現在プレイ中の『SIREN2』のヅカキャスティングを書きながら、2年ちょい前に発売された『SIREN』のことを、なつかしく思い出していた。
 2003年11月。
 『王家に捧ぐ歌』の成功も華々しく、新生星組に、そしてそこにいるケロに、無限の可能性を信じていたころ。誰かが欠けるなんてこと考えもせず、「次の作品はどんなだろ」「どんな役が似合うだろう」と夢ばかり見ていた。
 そのころのケロ友といえばチェリさんだけだったので、ふたりで「ケロにこんな役をやってほしい」とか「こんな衣装を着て、こんなシチュエーションで出てほしい」とか、よく話していたよ。
 そんなころだから当然、『SIREN』のキャスティングを妄想するのだって、星組でさ。ワタさんと檀ちゃんを中心にさ。
 ダークヒーロー宮田がワタさん。闇の聖女・八尾さんが檀ちゃん。多感な高校生主人公・恭也がトウコで、盲目のヒロイン(会話は命令形)の美耶子がウメちゃん、てなふーに。
 ケロはニヒル(笑)な大学教授・竹内だったなー。
 『SIREN』がヅカで上演されるはずもないが、キャラをあてはめてはたのしんでいた。

 『SIREN』を夢中でプレイしていたころ。
 あのころはまだ、ケロがいた。

 星組は代替わりしたばかりで、ワタさんも檀ちゃんもケロもしいちゃんも、組替えしてきたばかりで。
 みんなでがっしり肩を組んで、雄叫びあげながら前進しているような。
 そーゆー暑苦しくも頼もしい、「フロンティア」なパワーがあって。

 好きだったよ。
 あの昂揚感。
 はじまりの力。

 なにかのはずみで自分の昔の日記を目にして、妄想配役にケロの名前があると、せつない。
 あのころは、現在進行形で夢を見ていられたんだ。
 ありえないことはわかっているけど、勝手にキャスティングをしてはひとりでたのしめた。

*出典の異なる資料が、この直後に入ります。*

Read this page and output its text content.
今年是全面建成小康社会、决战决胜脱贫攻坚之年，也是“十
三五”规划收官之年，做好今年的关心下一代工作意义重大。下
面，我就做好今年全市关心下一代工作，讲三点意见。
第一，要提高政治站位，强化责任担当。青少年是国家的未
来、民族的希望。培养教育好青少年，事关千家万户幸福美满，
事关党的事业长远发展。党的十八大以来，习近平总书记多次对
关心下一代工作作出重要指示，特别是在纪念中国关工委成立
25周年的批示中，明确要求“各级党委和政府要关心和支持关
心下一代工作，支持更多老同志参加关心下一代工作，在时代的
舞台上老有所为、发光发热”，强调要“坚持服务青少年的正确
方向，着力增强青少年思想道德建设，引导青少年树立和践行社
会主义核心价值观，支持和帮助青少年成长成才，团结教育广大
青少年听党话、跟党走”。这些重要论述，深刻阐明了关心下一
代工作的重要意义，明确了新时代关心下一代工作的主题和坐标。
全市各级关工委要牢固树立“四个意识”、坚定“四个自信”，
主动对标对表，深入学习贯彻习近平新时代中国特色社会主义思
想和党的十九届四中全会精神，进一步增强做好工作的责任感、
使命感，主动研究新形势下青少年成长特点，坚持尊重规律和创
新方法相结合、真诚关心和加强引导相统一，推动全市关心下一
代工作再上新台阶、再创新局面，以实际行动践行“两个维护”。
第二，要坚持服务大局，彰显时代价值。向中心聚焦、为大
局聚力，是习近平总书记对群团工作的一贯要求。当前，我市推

 ワタさんがいて、檀ちゃんがいて、トウコちゃんがいて、ケロがいて、しいちゃんがいて、まとぶがいて、すずみんが、れおんが、かのちかが、恵斗くんが、せんどーさんが、ウメが。
 無邪気に、夢を見ていた。
 「今」のまま。

 『SIREN2』が発売になった。
 待ちに待った続編。
 やっぱり、ヅカでキャスティングを考える。
 ……そして、思い出す。『SIREN』のキャスティングを、2003年の星組で、わくわく考えていたこと。

 
 あのころが、もう、存在しないこと。

 
 時は流れるのだということ。
 祭りはいつか終わるのだということ。

 
 終わり、そしてはじまり、永遠に永遠に、回り続けるのだということ。

 
 あのころは、ケロがいた。
 そしてわたしは、幸福だった。
 今が不幸なわけではなくて、ただ、あのころはあのころのしあわせがあった。光があった。

 そしてそこには、絶対に、ワタルくんがいた。

 わたしはとくにワタさんファンではなかったと思うけれど、それを超えて、彼は不動の存在だった。
 太陽ってのは、そういうもんだろう。
 そこにあるのが前提だから、ふだんは顧みもしない。わたしは影を好み、あの人の影やこの人の影、自分の影を追いかけて、終わらない影踏み遊びをしている。
 光があるから。太陽があるから。
 だからわたしは安心して、太陽に背を向けて影を追って遊んだ。

 太陽がなくなったら、もう影踏みできないね。
 「もういいよ」を言ってもらえなくて、いつまでも数を数えつつけている鬼になったような気分だ。

 
 あのころは、ケロがいた。
 でも、「あのころ」が過ぎてしまってなお、太陽はわたしをしあわせにしてくれていたんだね。ずっと。あたりまえに。
 だから今、こんなに寂しい。

 覚悟はしていたつもりだったので、存外の喪失感におどろいている。

 2006年2月13日。湖月わたる、退団発表。

 ……ごめん、ちょっと泣いた。
 きっと、これからもっと泣く。